Hayday Reimann gibt sonst Theaterführungen für Sehende. Sie und einige Kolleginnen und Kollegen haben im Vorfeld in einer Schulung gelernt, worauf sie im Umgang mit blinden und sehbehinderten Gästen achten müssen:

"Dass man einen Menschen natürlich von vorne anspricht und nicht von hinten erschreckt, wenn sie einen nicht sehen können. Natürlich können sie nicht sehen, dass ich ein Schild habe, auf dem Berliner Ensemble steht. Sachen, die eigentlich extrem offensichtlich sind, aber vielleicht noch gut waren für manche, dass man das auch in der Runde gesagt hat."

Vor der Aufführung gibt es auch eine kurze Einführung des Audiodeskriptors. Auch er beschreibt noch einmal das Bühnenbild und erklärt schon einige der rein visuellen Szenen. Später wird im Saal die Musik zu laut sein, um die Audiodeskription zu verstehen.

Detaillierte Beschreibung

Das gilt auch für die etwas verstörende nackte Anfangsszene. Oder für die dramatische Schlussszene.

Auch die Charaktere und ihre Kostüme werden detailliert eingeführt: "Der Darsteller des Othellos ist ein großer Mann mittleren Alters und athletisch."

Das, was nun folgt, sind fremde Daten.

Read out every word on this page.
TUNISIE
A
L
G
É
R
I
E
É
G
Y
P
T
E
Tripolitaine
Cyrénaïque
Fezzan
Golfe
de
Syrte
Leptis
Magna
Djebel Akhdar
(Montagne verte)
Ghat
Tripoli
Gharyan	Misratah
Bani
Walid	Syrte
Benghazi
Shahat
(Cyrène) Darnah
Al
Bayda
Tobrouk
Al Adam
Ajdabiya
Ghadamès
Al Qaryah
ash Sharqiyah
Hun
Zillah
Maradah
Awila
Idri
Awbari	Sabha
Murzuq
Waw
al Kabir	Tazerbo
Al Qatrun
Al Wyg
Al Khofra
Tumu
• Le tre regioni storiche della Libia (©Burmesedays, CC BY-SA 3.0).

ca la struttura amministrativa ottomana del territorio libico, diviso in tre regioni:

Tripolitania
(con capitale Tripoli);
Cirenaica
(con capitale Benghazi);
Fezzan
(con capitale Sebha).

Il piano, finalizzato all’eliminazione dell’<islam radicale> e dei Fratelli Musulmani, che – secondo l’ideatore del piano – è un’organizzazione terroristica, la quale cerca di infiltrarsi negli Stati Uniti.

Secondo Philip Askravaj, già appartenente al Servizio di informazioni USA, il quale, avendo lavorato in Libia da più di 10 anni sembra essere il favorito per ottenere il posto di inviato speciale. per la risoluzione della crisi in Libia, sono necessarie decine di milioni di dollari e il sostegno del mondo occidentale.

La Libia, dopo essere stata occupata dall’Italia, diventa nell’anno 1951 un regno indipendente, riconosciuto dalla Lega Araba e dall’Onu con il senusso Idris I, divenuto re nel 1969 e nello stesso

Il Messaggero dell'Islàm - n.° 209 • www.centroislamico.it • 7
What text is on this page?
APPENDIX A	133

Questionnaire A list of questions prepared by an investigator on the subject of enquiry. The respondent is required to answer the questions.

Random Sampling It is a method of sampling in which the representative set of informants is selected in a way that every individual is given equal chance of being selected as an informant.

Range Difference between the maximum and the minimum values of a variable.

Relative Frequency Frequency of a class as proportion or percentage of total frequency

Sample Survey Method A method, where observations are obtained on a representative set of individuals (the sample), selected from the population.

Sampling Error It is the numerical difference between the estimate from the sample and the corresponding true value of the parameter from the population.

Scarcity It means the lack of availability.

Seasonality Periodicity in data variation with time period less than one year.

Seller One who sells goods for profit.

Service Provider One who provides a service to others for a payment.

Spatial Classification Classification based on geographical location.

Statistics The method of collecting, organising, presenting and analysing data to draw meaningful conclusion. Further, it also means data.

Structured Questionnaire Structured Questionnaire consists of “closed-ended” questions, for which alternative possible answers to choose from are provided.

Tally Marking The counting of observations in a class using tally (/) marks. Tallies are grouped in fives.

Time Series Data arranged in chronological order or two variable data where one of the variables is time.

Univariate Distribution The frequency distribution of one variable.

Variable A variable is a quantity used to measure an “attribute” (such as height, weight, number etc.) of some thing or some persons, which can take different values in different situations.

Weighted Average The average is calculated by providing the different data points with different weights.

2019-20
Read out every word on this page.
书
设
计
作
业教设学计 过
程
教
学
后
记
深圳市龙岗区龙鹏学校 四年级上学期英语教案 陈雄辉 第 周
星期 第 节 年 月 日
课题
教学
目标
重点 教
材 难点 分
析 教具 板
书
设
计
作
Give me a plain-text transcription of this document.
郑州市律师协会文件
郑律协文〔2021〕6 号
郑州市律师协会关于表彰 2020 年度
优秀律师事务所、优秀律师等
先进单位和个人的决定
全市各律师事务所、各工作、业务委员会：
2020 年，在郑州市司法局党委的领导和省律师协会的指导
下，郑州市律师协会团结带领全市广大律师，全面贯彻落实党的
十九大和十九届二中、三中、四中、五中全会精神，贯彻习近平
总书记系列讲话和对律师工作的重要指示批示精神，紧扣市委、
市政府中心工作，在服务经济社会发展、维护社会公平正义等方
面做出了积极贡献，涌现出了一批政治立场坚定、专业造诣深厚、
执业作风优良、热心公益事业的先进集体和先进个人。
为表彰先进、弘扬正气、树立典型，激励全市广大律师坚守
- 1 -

In den meisten Szenen trägt er eine schwarze Uniform. Seine Frau Desdemona hat zwei Kleider, trägt mal Hochzeitskleid, mal Blumenkleid: "Ihr erstes Kostüm ist ein hellgelbes mit orange-blauen Blumen bedrucktes Seitenkleid mit weitem Rock." 

Farbe anfassen

Der Chor, der immer wieder auftritt, trägt graue Mäntel und weiße Stoffmasken. Wer an der Tastführung teilgenommen hat, kennt die Masken bereits. Durfte sie sogar anprobieren. Und die Farbe anfassen, mit der die Schauspielerinnen und Schauspieler bemalt sind.

Desdemonas weißes Hochzeitskleid und Othellos schwarze Uniform werden am Ende voll sein mit Farbe und mit Kunstblut. "Othello beugt sich über Desdemona und küsst sie. Die Bühne dreht sich. Schlussbild."